The existing xml formatters expect a well-defined format to be written to STDOUT. A description of the format for each supported function follows:

  • motd - The motd xml formatter simply expects the MOTD contents to be printed to STDOUT line-by-line. Thus, the given provider simply makes a call to 'cat motd'. It is unlikely this provider will need to be tweaked, unless perhaps your resources motd file is not in the standard location (/etc/motd).
  • load - The load xml formatter simply expects the ratio of CPUS used to total CPUS available, expressed as a whole number percentage (i.e. 65). This number should be printed to stdout on a single line.
  • jobs - The jobs xml formatter expects the appropriate module to print a job per line. Each line will contain a comma-delimited list of the jobs attributes, with no spaces between commas and attributes. For a detailed list of the order of the attributes, please refer to the providers/perl/src/xml_formatters/jobs.pl script.

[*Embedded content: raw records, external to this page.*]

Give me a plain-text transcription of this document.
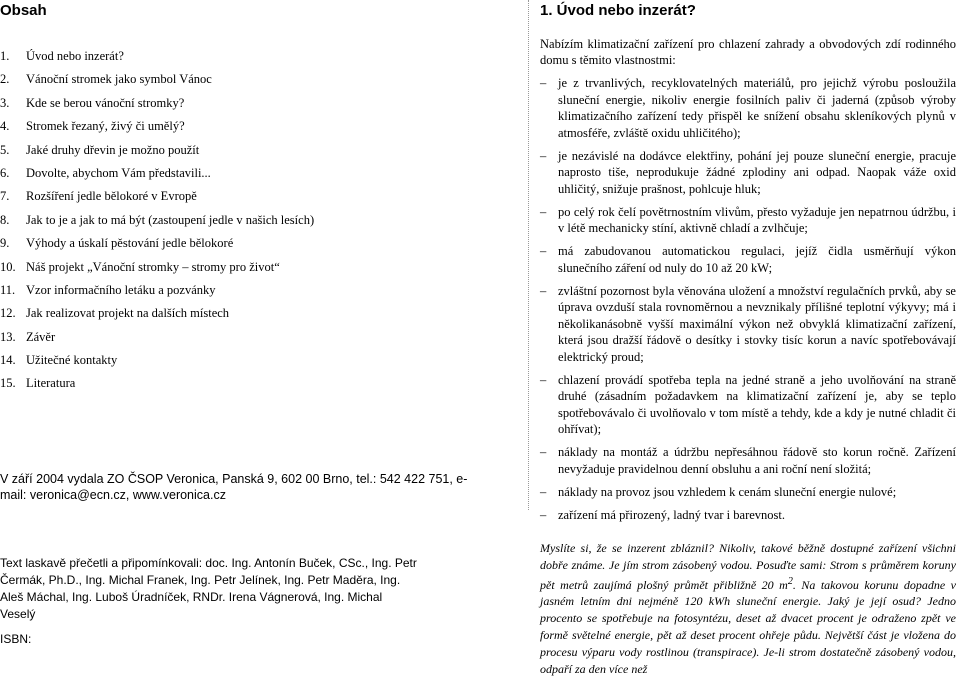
Obsah
1. Úvod nebo inzerát?
2. Vánoční stromek jako symbol Vánoc
3. Kde se berou vánoční stromky?
4. Stromek řezaný, živý či umělý?
5. Jaké druhy dřevin je možno použít
6. Dovolte, abychom Vám představili...
7. Rozšíření jedle bělokoré v Evropě
8. Jak to je a jak to má být (zastoupení jedle v našich lesích)
9. Výhody a úskalí pěstování jedle bělokoré
10. Náš projekt „Vánoční stromky – stromy pro život“
11. Vzor informačního letáku a pozvánky
12. Jak realizovat projekt na dalších místech
13. Závěr
14. Užitečné kontakty
15. Literatura
V září 2004 vydala ZO ČSOP Veronica, Panská 9, 602 00 Brno, tel.: 542 422 751, e-mail: veronica@ecn.cz, www.veronica.cz
Text laskavě přečetli a připomínkovali: doc. Ing. Antonín Buček, CSc., Ing. Petr Čermák, Ph.D., Ing. Michal Franek, Ing. Petr Jelínek, Ing. Petr Maděra, Ing. Aleš Máchal, Ing. Luboš Úradníček, RNDr. Irena Vágnerová, Ing. Michal Veselý
ISBN:
1. Úvod nebo inzerát?
Nabízím klimatizační zařízení pro chlazení zahrady a obvodových zdí rodinného domu s těmito vlastnostmi:
– je z trvanlivých, recyklovatelných materiálů, pro jejichž výrobu posloužila sluneční energie, nikoliv energie fosilních paliv či jaderná (způsob výroby klimatizačního zařízení tedy přispěl ke snížení obsahu skleníkových plynů v atmosféře, zvláště oxidu uhličitého);
– je nezávislé na dodávce elektřiny, pohání jej pouze sluneční energie, pracuje naprosto tiše, neprodukuje žádné zplodiny ani odpad. Naopak váže oxid uhličitý, snižuje prašnost, pohlcuje hluk;
– po celý rok čelí povětrnostním vlivům, přesto vyžaduje jen nepatrnou údržbu, i v létě mechanicky stíní, aktivně chladí a zvlhčuje;
– má zabudovanou automatickou regulaci, jejíž čidla usměrňují výkon slunečního záření od nuly do 10 až 20 kW;
– zvláštní pozornost byla věnována uložení a množství regulačních prvků, aby se úprava ovzduší stala rovnoměrnou a nevznikaly přílišné teplotní výkyvy; má i několikanásobně vyšší maximální výkon než obvyklá klimatizační zařízení, která jsou dražší řádově o desítky i stovky tisíc korun a navíc spotřebovávají elektrický proud;
– chlazení provádí spotřeba tepla na jedné straně a jeho uvolňování na straně druhé (zásadním požadavkem na klimatizační zařízení je, aby se teplo spotřebovávalo či uvolňovalo v tom místě a tehdy, kde a kdy je nutné chladit či ohřívat);
– náklady na montáž a údržbu nepřesáhnou řádově sto korun ročně. Zařízení nevyžaduje pravidelnou denní obsluhu a ani roční není složitá;
– náklady na provoz jsou vzhledem k cenám sluneční energie nulové;
– zařízení má přirozený, ladný tvar i barevnost.
Myslíte si, že se inzerent zbláznil? Nikoliv, takové běžně dostupné zařízení všichni dobře známe. Je jím strom zásobený vodou. Posuďte sami: Strom s průměrem koruny pět metrů zaujímá plošný průmět přibližně 20 $m^2$. Na takovou korunu dopadne v jasném letním dni nejméně 120 kWh sluneční energie. Jaký je její osud? Jedno procento se spotřebuje na fotosyntézu, deset až dvacet procent je odraženo zpět ve formě světelné energie, pět až deset procent ohřeje půdu. Největší část je vložena do procesu výparu vody rostlinou (transpirace). Je-li strom dostatečně zásobený vodou, odpaří za den více než
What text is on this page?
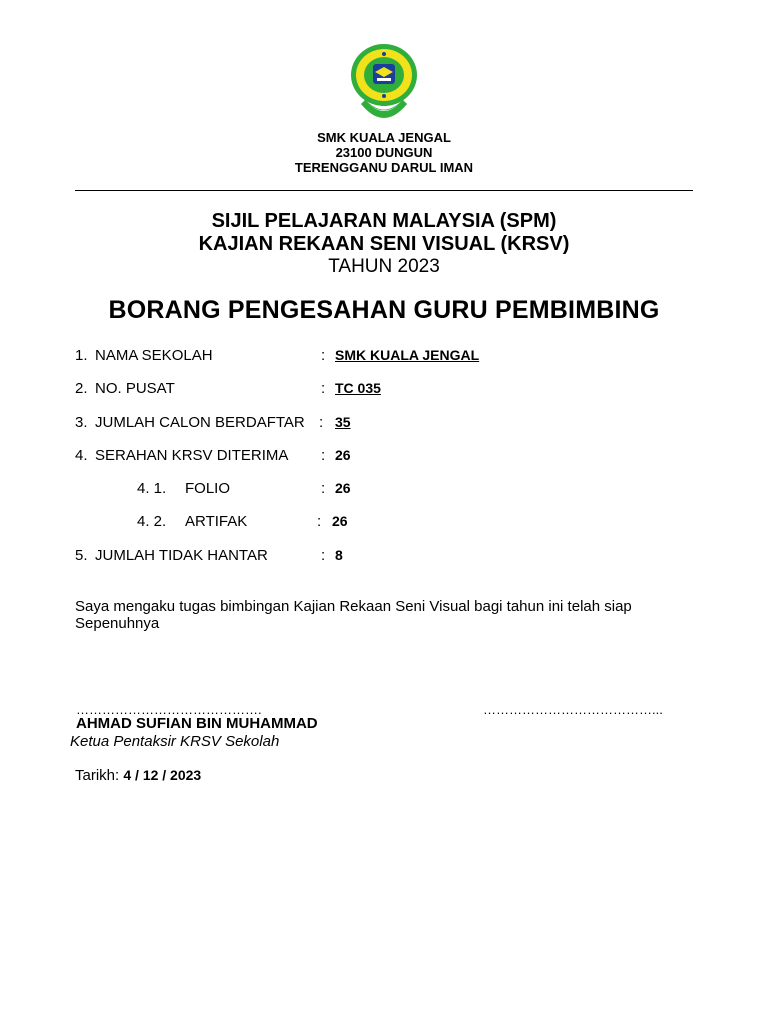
SMK KUALA JENGAL
23100 DUNGUN
TERENGGANU DARUL IMAN
SIJIL PELAJARAN MALAYSIA (SPM)
KAJIAN REKAAN SENI VISUAL (KRSV)
TAHUN 2023
BORANG PENGESAHAN GURU PEMBIMBING
1. NAMA SEKOLAH	: SMK KUALA JENGAL
2. NO. PUSAT	: TC 035
3. JUMLAH CALON BERDAFTAR : 35
4. SERAHAN KRSV DITERIMA : 26
4. 1. FOLIO	: 26
4. 2. ARTIFAK	: 26
5. JUMLAH TIDAK HANTAR	: 8
Saya mengaku tugas bimbingan Kajian Rekaan Seni Visual bagi tahun ini telah siap
Sepenuhnya
…………………………………….	…………………………………...
AHMAD SUFIAN BIN MUHAMMAD
Ketua Pentaksir KRSV Sekolah
Tarikh: 4 / 12 / 2023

Extending Provider Functionality

The remote provider is separated into three groups of functionality: core, modules, and xml formatters. The core scripts are responsible for the provider's configuration, main logic, and GPIR web service interaction. The modules are responsible for gathering a specific type of data about the resource. The xml formatters convert data obtained by the modules into a format that the GPIR web service expects. In order to use the remote provider to gather another type of information from the resource, please do the following:

  1. Add a module to gather data

    You will need to add a module to the remote providers to gather the particular data of interest. This module must be an executable script (in the programming language of your choice) that acquires the data of interest and prints the data to STDOUT in a format that its xml formatter expects. Different modules will print data in different formats, depending on the type of data being gathered. Modules are located in the providers/perl/src/modules directory and follow the following naming convention:
    
    	
    	<function>.<resource_manager>.pl
    	
    	
  2. Add an xml formatter to format the module's data for GPIR

    The xml formatter will convert the data printed by the the module into a format that the GPIR web service expects. Specifically, this format is an xml string that conforms to one of the accepted GPIR schemas. Please refer to the documentation on GPIR schemas for more information. Xml formatters are located in the providers/perl/src/xml_formatters directory and follow the following naming convention:
    
    	
    	<function>.pl
    	
    	
  3. Add the new functionality to the provider's core configuration

    Finally, you will need to modify the remote provider's core configuration in order for your new functionality to be executed by the provider. To do so, you will need to edit providers/perl/src/core/config.pl. Simply add the function to the VALID_FUNCTIONS list (line 3).
    
    	# as provideruser on the remote resource
    	vi ~/providers/perl/src/core/config.pl
    	...
    	
    	# line 3
    	@VALID_FUNCTIONS = ('motd', 'jobs', 'jobs.condor', 'load', 'pcgrid.condor', 'nodes');
    	
    The new function will be accepted as a parameter of the -f flag when executing the providers/perl/src/core/main.pl script.